If Nik had loved her, she was convinced she could have buried every atom of her insecurity for ever. As it was, unhappily, she was convinced that her husband had only returned to her because she was pregnant and that knowledge was a humiliation that would only fester with every passing year. Her troubled blue eyes dampened. Blinking ferociously fast, she quickly grabbed up
a tissue to soak up the tears before she could smudge her mascara.
But it was a fact that Nik didn’t love her and never had loved her. He lusted after her like crazy, a chemical connection that had evidently kept him true even while they were separated. Be grateful for what you have rather than yearning for what you can’t have, Betsy urged herself in frustration. After all, some people would kill for the power to ignite such high-voltage passion in a partner. It should be enough. It had to be enough.
It was barely twenty-four hours since they had returned to Lavender Hall and a good deal of that time they had spent in bed. Her face burned at the recollection. She couldn’t stop wanting Nik, couldn’t put the brakes on the wild, greedy hunger he invoked every time she looked at him. But if she continued to be so easily available, how long would it be before Nik recognised that he had her exactly where he wanted her? In the palm of his hand to treat as he saw fit. A position of such weakness and vulnerability could never be a good starting point, particularly for a shiny new reconciliation.

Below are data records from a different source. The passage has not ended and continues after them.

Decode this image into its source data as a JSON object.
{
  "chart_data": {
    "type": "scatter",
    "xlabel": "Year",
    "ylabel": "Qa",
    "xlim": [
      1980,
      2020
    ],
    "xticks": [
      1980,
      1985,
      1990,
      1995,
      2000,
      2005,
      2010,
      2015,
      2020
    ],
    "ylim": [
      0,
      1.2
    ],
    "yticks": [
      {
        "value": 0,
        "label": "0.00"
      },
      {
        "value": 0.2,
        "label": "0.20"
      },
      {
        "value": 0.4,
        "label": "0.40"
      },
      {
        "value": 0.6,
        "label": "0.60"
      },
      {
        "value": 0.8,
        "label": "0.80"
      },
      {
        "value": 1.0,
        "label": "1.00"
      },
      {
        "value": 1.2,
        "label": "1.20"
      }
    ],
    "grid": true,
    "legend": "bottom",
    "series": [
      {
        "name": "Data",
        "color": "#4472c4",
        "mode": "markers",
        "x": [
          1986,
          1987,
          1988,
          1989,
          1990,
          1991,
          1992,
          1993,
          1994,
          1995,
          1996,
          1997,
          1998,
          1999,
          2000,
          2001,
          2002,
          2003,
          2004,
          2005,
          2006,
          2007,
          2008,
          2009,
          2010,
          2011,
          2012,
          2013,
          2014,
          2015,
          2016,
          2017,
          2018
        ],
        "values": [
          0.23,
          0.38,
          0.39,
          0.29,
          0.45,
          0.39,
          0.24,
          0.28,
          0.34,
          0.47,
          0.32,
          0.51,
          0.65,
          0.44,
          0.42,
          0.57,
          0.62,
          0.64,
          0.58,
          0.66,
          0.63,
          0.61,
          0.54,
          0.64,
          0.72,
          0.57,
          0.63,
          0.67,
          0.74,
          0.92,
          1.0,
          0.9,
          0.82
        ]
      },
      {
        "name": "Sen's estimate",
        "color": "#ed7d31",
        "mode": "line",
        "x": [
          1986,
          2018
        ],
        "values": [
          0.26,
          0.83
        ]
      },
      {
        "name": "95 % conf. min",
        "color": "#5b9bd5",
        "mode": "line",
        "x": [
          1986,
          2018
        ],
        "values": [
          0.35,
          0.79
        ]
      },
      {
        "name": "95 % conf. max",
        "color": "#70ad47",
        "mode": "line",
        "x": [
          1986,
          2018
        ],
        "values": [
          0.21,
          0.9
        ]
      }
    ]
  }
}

Pale blonde hair, freshly washed and dried, swung in a silken bell round her shoulders as she walked back into the bedroom. Almost simultaneously, Nik strode out of the dressing room, fully dressed and immaculate. In a designer jacket teamed with close-fitting black trousers that enhanced his height, narrow hips and long, muscular legs, he looked absolutely gorgeous, all dark and sleek and the very ultimate in raw sexual power.